Born in Ogidi, Nigeria, Achebe was educated at the University College of Ibadan (now the University of Ibadan). He subsequently taught at various universities in Nigeria and the United States. Achebe wrote his first novel, Things Fall Apart (1958), partly in response to what he saw as inaccurate characterizations of Africa and Africans by British authors. The book describes the effects on Igbo society of the arrival of European colonizers and missionaries in the late 1800s. Achebe’s subsequent novels No Longer at Ease (1960), Arrow of God (1964), A Man of the People (1966), and Anthills of the Savannah (1987) are set in Africa and describe the struggles of the African people to free themselves from European political influences.
During Nigeria’s tumultuous political period of the late 1960s and early 1970s, Achebe became politically active. Most of his literary works of this time address Nigeria’s internal conflict (see Nigeria, Federal Republic of: Civil War). These books include the volumes of poetry Beware, Soul Brother (1971) and Christmas in Biafra (1973), the short-story collection Girls at War (1972), and the children’s book How the Leopard Got His Claws (1972).

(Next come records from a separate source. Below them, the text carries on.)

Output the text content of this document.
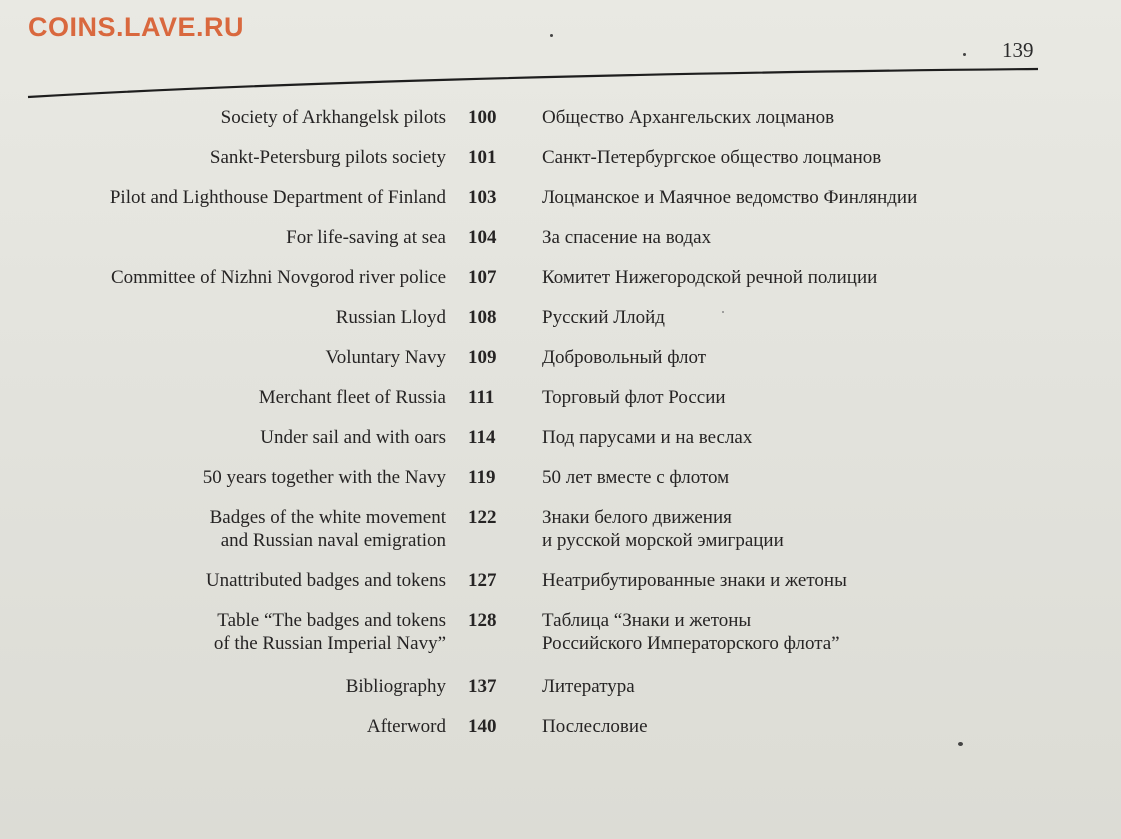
COINS.LAVE.RU
139
Society of Arkhangelsk pilots 100	Общество Архангельских лоцманов
Sankt-Petersburg pilots society 101	Санкт-Петербургское общество лоцманов
Pilot and Lighthouse Department of Finland 103	Лоцманское и Маячное ведомство Финляндии
For life-saving at sea 104	За спасение на водах
Committee of Nizhni Novgorod river police 107	Комитет Нижегородской речной полиции
Russian Lloyd 108	Русский Ллойд
Voluntary Navy 109	Добровольный флот
Merchant fleet of Russia 111	Торговый флот России
Under sail and with oars 114	Под парусами и на веслах
50 years together with the Navy 119	50 лет вместе с флотом
Badges of the white movement
and Russian naval emigration
122	Знаки белого движения
и русской морской эмиграции
Unattributed badges and tokens 127	Неатрибутированные знаки и жетоны
Table “The badges and tokens
of the Russian Imperial Navy”
128	Таблица “Знаки и жетоны
Российского Императорского флота”
Bibliography 137	Литература
Afterword 140	Послесловие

In 1971 Achebe helped to found the influential literary magazine Okike. His other writings include the essay collections Morning Yet on Creation Day (1975), which he later expanded under the title Hopes and Impediments (1988); and The Trouble with Nigeria (1983). Home and Exile (2000), which originated as three lectures given at Harvard University, chronicles Achebe’s literary awakening and development in a series of reminiscences and tales.